None of these therapies would be available, Lee says without rigorous science behind it: "Facts come from good science. Facts will drive the development of new drugs, and that's what will help patients."

Chiuying "Cynthia" Kuk (they/them) MS, 34, third-year medical student at Michigan State University College of Human Medicine

Photo courtesy of Cynthia Kuk

Cynthia Kuk was just 10 years old when they had a conversation that would change their life forever.

"My mother, who worked as a translator for the government at the time, had been diagnosed with breast cancer, and after her chemotherapy treatments she would get really sick," Kuk, who uses they/them pronouns, recalls. "When I asked my dad why mom was puking so much, he said it was because of the medicine she was taking that would help her get better."

Kuk's response was immediate: "That's so stupid! Why would a medicine make you feel worse instead of better? When I'm older, I want to create medicine that won't make people sick like that."

Nine years later, Kuk traveled from their native Hong Kong to the United States to do exactly that. Kuk enrolled in a small, liberal arts college for their Bachelor's degree, and then four years later started a PhD program in cancer research. Although Kuk's mother was in remission from her cancer at the time, Kuk's goal was the same as it had been as a 10-year-old watching her suffer through chemotherapy: to design a better cancer treatment, and change the landscape of cancer research forever.

Since then, Kuk's mission has changed slightly.

"My mom's cancer relapsed in 2008, and she ended up passing away about five years after that," Kuk says. "After my mom died, I started having this sense of urgency. Cancer research is such that you work for twenty years, and at the end of it you might have a fancy medication that could help people, but I wanted to help people now." With their mother still at the forefront of their mind, Kuk decided to quit their PhD program and enter medical school.

Now, Kuk plans to pursue a career in emergency medicine – not only because they are drawn to the excitement of the emergency room, but because the ER is a place where the most marginalized people tend to seek care.

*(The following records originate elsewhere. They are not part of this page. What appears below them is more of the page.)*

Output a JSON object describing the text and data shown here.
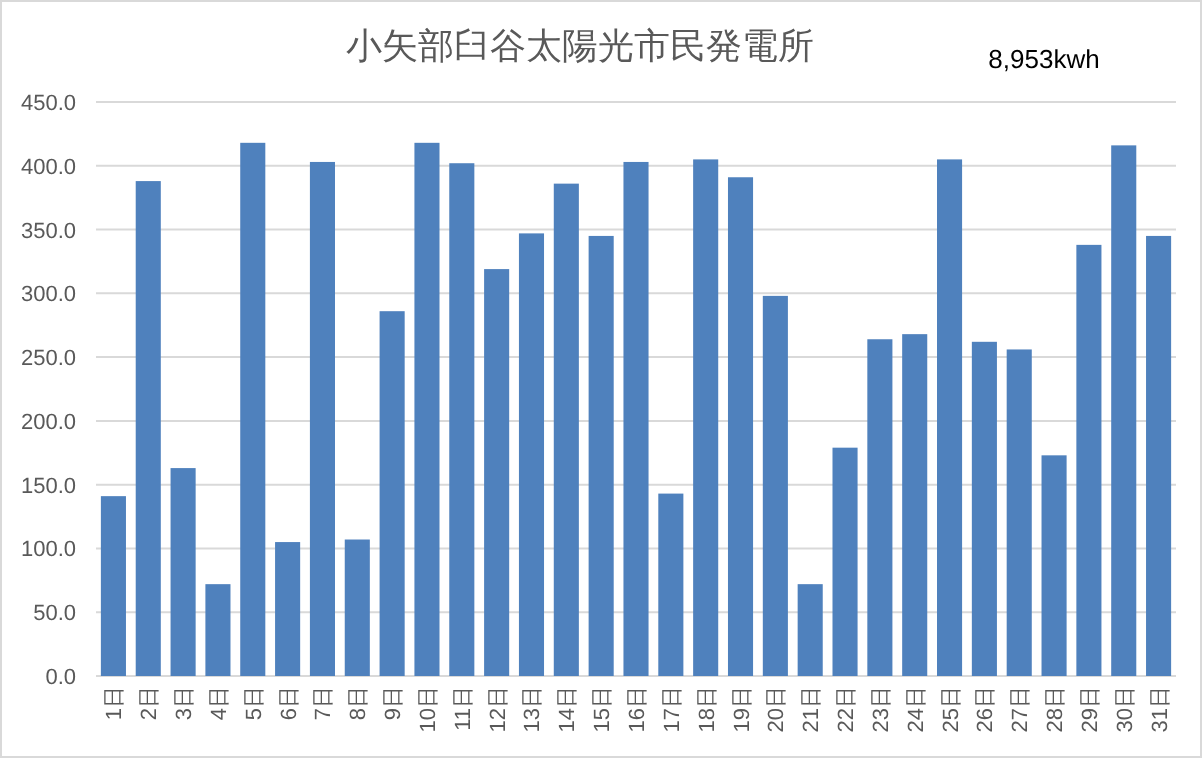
{
  "chart_data": {
    "type": "bar",
    "title": "小矢部臼谷太陽光市民発電所",
    "annotations": [
      "8,953kwh"
    ],
    "categories": [
      "1日",
      "2日",
      "3日",
      "4日",
      "5日",
      "6日",
      "7日",
      "8日",
      "9日",
      "10日",
      "11日",
      "12日",
      "13日",
      "14日",
      "15日",
      "16日",
      "17日",
      "18日",
      "19日",
      "20日",
      "21日",
      "22日",
      "23日",
      "24日",
      "25日",
      "26日",
      "27日",
      "28日",
      "29日",
      "30日",
      "31日"
    ],
    "values": [
      141,
      388,
      163,
      72,
      418,
      105,
      403,
      107,
      286,
      418,
      402,
      319,
      347,
      386,
      345,
      403,
      143,
      405,
      391,
      298,
      72,
      179,
      264,
      268,
      405,
      262,
      256,
      173,
      338,
      416,
      345
    ],
    "color": "#4f81bd",
    "ylim": [
      0,
      450
    ],
    "yticks": [
      {
        "value": 0,
        "label": "0.0"
      },
      {
        "value": 50,
        "label": "50.0"
      },
      {
        "value": 100,
        "label": "100.0"
      },
      {
        "value": 150,
        "label": "150.0"
      },
      {
        "value": 200,
        "label": "200.0"
      },
      {
        "value": 250,
        "label": "250.0"
      },
      {
        "value": 300,
        "label": "300.0"
      },
      {
        "value": 350,
        "label": "350.0"
      },
      {
        "value": 400,
        "label": "400.0"
      },
      {
        "value": 450,
        "label": "450.0"
      }
    ],
    "grid": "y"
  }
}
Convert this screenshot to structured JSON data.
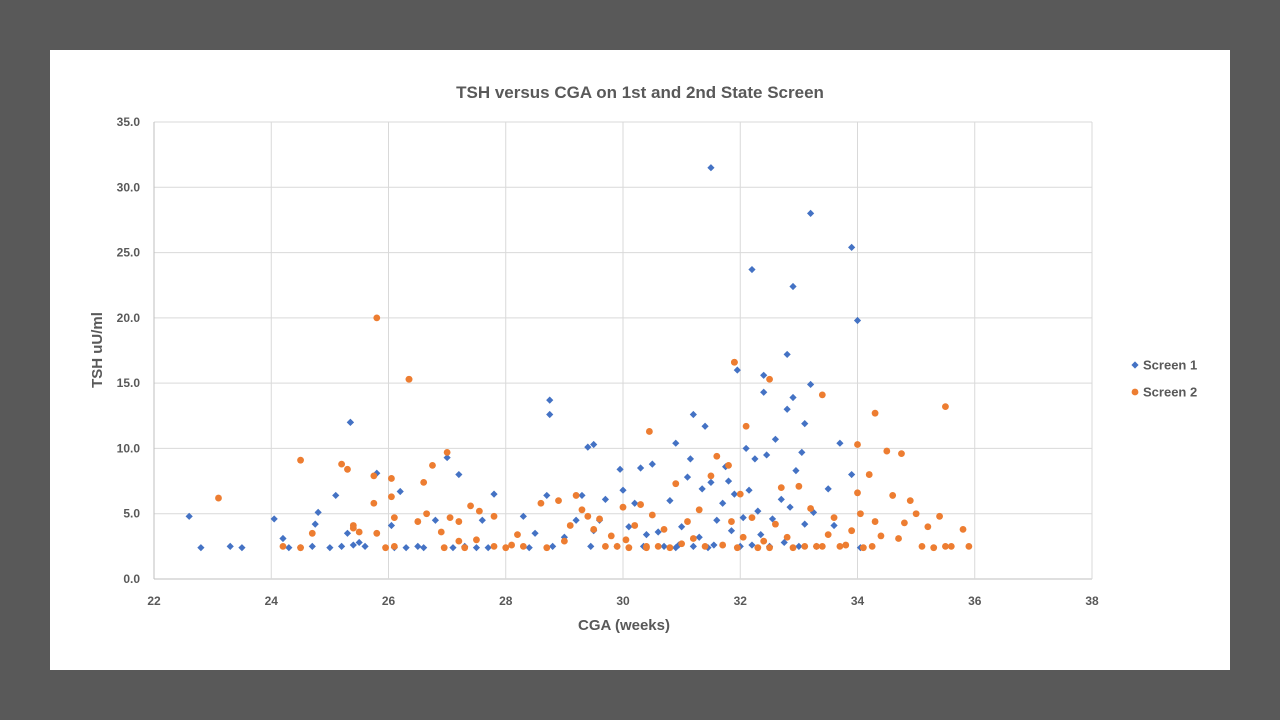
{
  "chart_data": {
    "type": "scatter",
    "title": "TSH versus CGA on 1st and 2nd State Screen",
    "xlabel": "CGA (weeks)",
    "ylabel": "TSH uU/ml",
    "xlim": [
      22,
      38
    ],
    "ylim": [
      0,
      35
    ],
    "xticks": [
      "22",
      "24",
      "26",
      "28",
      "30",
      "32",
      "34",
      "36",
      "38"
    ],
    "yticks": [
      "0.0",
      "5.0",
      "10.0",
      "15.0",
      "20.0",
      "25.0",
      "30.0",
      "35.0"
    ],
    "grid": true,
    "legend_position": "right",
    "colors": {
      "Screen 1": "#4472c4",
      "Screen 2": "#ed7d31"
    },
    "series": [
      {
        "name": "Screen 1",
        "marker": "diamond",
        "x": [
          22.6,
          22.8,
          23.3,
          23.5,
          24.05,
          24.2,
          24.3,
          24.5,
          24.7,
          24.75,
          24.8,
          25.0,
          25.1,
          25.2,
          25.3,
          25.35,
          25.4,
          25.5,
          25.6,
          25.8,
          26.05,
          26.1,
          26.2,
          26.3,
          26.5,
          26.6,
          26.8,
          27.0,
          27.1,
          27.2,
          27.3,
          27.5,
          27.6,
          27.7,
          27.8,
          28.3,
          28.4,
          28.5,
          28.7,
          28.75,
          28.8,
          29.0,
          29.2,
          29.3,
          29.4,
          29.45,
          29.5,
          29.6,
          29.7,
          29.9,
          29.95,
          30.0,
          30.1,
          30.2,
          30.3,
          30.35,
          30.4,
          30.5,
          30.6,
          30.7,
          30.8,
          30.9,
          30.95,
          31.0,
          31.1,
          31.15,
          31.2,
          31.3,
          31.35,
          31.4,
          31.45,
          31.5,
          31.55,
          31.6,
          31.7,
          31.75,
          31.8,
          31.85,
          31.9,
          31.95,
          32.0,
          32.05,
          32.1,
          32.15,
          32.2,
          32.25,
          32.3,
          32.35,
          32.4,
          32.45,
          32.5,
          32.55,
          32.6,
          32.7,
          32.75,
          32.8,
          32.85,
          32.9,
          32.95,
          33.0,
          33.05,
          33.1,
          33.2,
          33.25,
          33.3,
          33.5,
          33.6,
          33.7,
          33.9,
          34.0,
          32.2,
          31.5,
          33.2,
          32.9,
          32.8,
          33.9,
          34.05,
          28.75,
          25.35,
          31.2,
          32.4,
          33.1,
          30.9,
          29.5
        ],
        "y": [
          4.8,
          2.4,
          2.5,
          2.4,
          4.6,
          3.1,
          2.4,
          2.4,
          2.5,
          4.2,
          5.1,
          2.4,
          6.4,
          2.5,
          3.5,
          12.0,
          2.6,
          2.8,
          2.5,
          8.1,
          4.1,
          2.4,
          6.7,
          2.4,
          2.5,
          2.4,
          4.5,
          9.3,
          2.4,
          8.0,
          2.5,
          2.4,
          4.5,
          2.4,
          6.5,
          4.8,
          2.4,
          3.5,
          6.4,
          13.7,
          2.5,
          3.2,
          4.5,
          6.4,
          10.1,
          2.5,
          3.7,
          4.5,
          6.1,
          2.5,
          8.4,
          6.8,
          4.0,
          5.8,
          8.5,
          2.5,
          3.4,
          8.8,
          3.6,
          2.5,
          6.0,
          10.4,
          2.6,
          4.0,
          7.8,
          9.2,
          2.5,
          3.2,
          6.9,
          11.7,
          2.4,
          7.4,
          2.6,
          4.5,
          5.8,
          8.6,
          7.5,
          3.7,
          6.5,
          16.0,
          2.5,
          4.7,
          10.0,
          6.8,
          2.6,
          9.2,
          5.2,
          3.4,
          15.6,
          9.5,
          2.5,
          4.6,
          10.7,
          6.1,
          2.8,
          17.2,
          5.5,
          13.9,
          8.3,
          2.5,
          9.7,
          4.2,
          14.9,
          5.1,
          2.5,
          6.9,
          4.1,
          10.4,
          25.4,
          19.8,
          23.7,
          31.5,
          28.0,
          22.4,
          13.0,
          8.0,
          2.4,
          12.6,
          12.0,
          12.6,
          14.3,
          11.9,
          2.4,
          10.3
        ]
      },
      {
        "name": "Screen 2",
        "marker": "circle",
        "x": [
          23.1,
          24.2,
          24.5,
          24.5,
          24.7,
          25.2,
          25.3,
          25.4,
          25.4,
          25.5,
          25.75,
          25.8,
          25.8,
          25.95,
          26.05,
          26.05,
          26.1,
          26.1,
          26.35,
          26.5,
          26.6,
          26.65,
          26.75,
          26.9,
          26.95,
          27.0,
          27.05,
          27.2,
          27.2,
          27.3,
          27.4,
          27.5,
          27.55,
          27.8,
          27.8,
          28.0,
          28.1,
          28.2,
          28.3,
          28.6,
          28.7,
          28.9,
          29.0,
          29.1,
          29.2,
          29.3,
          29.4,
          29.5,
          29.6,
          29.7,
          29.8,
          29.9,
          30.0,
          30.05,
          30.1,
          30.2,
          30.3,
          30.4,
          30.45,
          30.5,
          30.6,
          30.7,
          30.8,
          30.9,
          31.0,
          31.1,
          31.2,
          31.3,
          31.4,
          31.5,
          31.6,
          31.7,
          31.8,
          31.85,
          31.9,
          31.95,
          32.0,
          32.05,
          32.1,
          32.2,
          32.3,
          32.4,
          32.5,
          32.6,
          32.7,
          32.8,
          32.9,
          33.0,
          33.1,
          33.2,
          33.3,
          33.4,
          33.5,
          33.6,
          33.7,
          33.8,
          33.9,
          34.0,
          34.05,
          34.1,
          34.2,
          34.25,
          34.3,
          34.4,
          34.5,
          34.6,
          34.7,
          34.75,
          34.8,
          34.9,
          35.0,
          35.1,
          35.2,
          35.3,
          35.4,
          35.5,
          35.6,
          35.8,
          35.9,
          25.75,
          26.35,
          31.9,
          32.5,
          34.0,
          33.4,
          34.3,
          30.4,
          35.5
        ],
        "y": [
          6.2,
          2.5,
          9.1,
          2.4,
          3.5,
          8.8,
          8.4,
          4.1,
          3.9,
          3.6,
          5.8,
          20.0,
          3.5,
          2.4,
          7.7,
          6.3,
          4.7,
          2.5,
          15.3,
          4.4,
          7.4,
          5.0,
          8.7,
          3.6,
          2.4,
          9.7,
          4.7,
          2.9,
          4.4,
          2.4,
          5.6,
          3.0,
          5.2,
          4.8,
          2.5,
          2.4,
          2.6,
          3.4,
          2.5,
          5.8,
          2.4,
          6.0,
          2.9,
          4.1,
          6.4,
          5.3,
          4.8,
          3.8,
          4.6,
          2.5,
          3.3,
          2.5,
          5.5,
          3.0,
          2.4,
          4.1,
          5.7,
          2.5,
          11.3,
          4.9,
          2.5,
          3.8,
          2.4,
          7.3,
          2.7,
          4.4,
          3.1,
          5.3,
          2.5,
          7.9,
          9.4,
          2.6,
          8.7,
          4.4,
          16.6,
          2.4,
          6.5,
          3.2,
          11.7,
          4.7,
          2.4,
          2.9,
          15.3,
          4.2,
          7.0,
          3.2,
          2.4,
          7.1,
          2.5,
          5.4,
          2.5,
          2.5,
          3.4,
          4.7,
          2.5,
          2.6,
          3.7,
          10.3,
          5.0,
          2.4,
          8.0,
          2.5,
          4.4,
          3.3,
          9.8,
          6.4,
          3.1,
          9.6,
          4.3,
          6.0,
          5.0,
          2.5,
          4.0,
          2.4,
          4.8,
          2.5,
          2.5,
          3.8,
          2.5,
          7.9,
          15.3,
          16.6,
          2.4,
          6.6,
          14.1,
          12.7,
          2.4,
          13.2
        ]
      }
    ]
  }
}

"I have a special interest in the LGBTQ+ population, as I identify as queer and nonbinary," says Kuk. "A lot of people in this community and other marginalized communities access care through the ER and also tend to avoid medical care since there is a history of mistreatment and judgement from healthcare workers. How you carry yourself as a doctor, your compassion, that can make a huge difference in someone's care."

In addition to making a difference in the lives of LGBTQ+ patients, Kuk wants to make a difference in the lives of patients with cancer as well, like their mother had.

"We've diagnosed patients in the Emergency Department with cancer before," Kuk says. "I can't make cancer good news but how you deliver bad news and the compassion you show could make a world of difference to that patient and their family."

During their training, Kuk advocates for patients by delivering compassionate and inclusive care, whether they happen to have cancer or not. In addition to emphasizing their patient's pronouns and chosen names, they ask for inclusive social and sexual histories as well as using gender neutral language. In doing this, they hope to make medicine as a whole more accessible for people who have been historically pushed aside.

"I'm just one person, and I can't force everyone to respect you, if you're marginalized," Kuk says. "But I do want to push for a culture where people appreciate others who are different from them."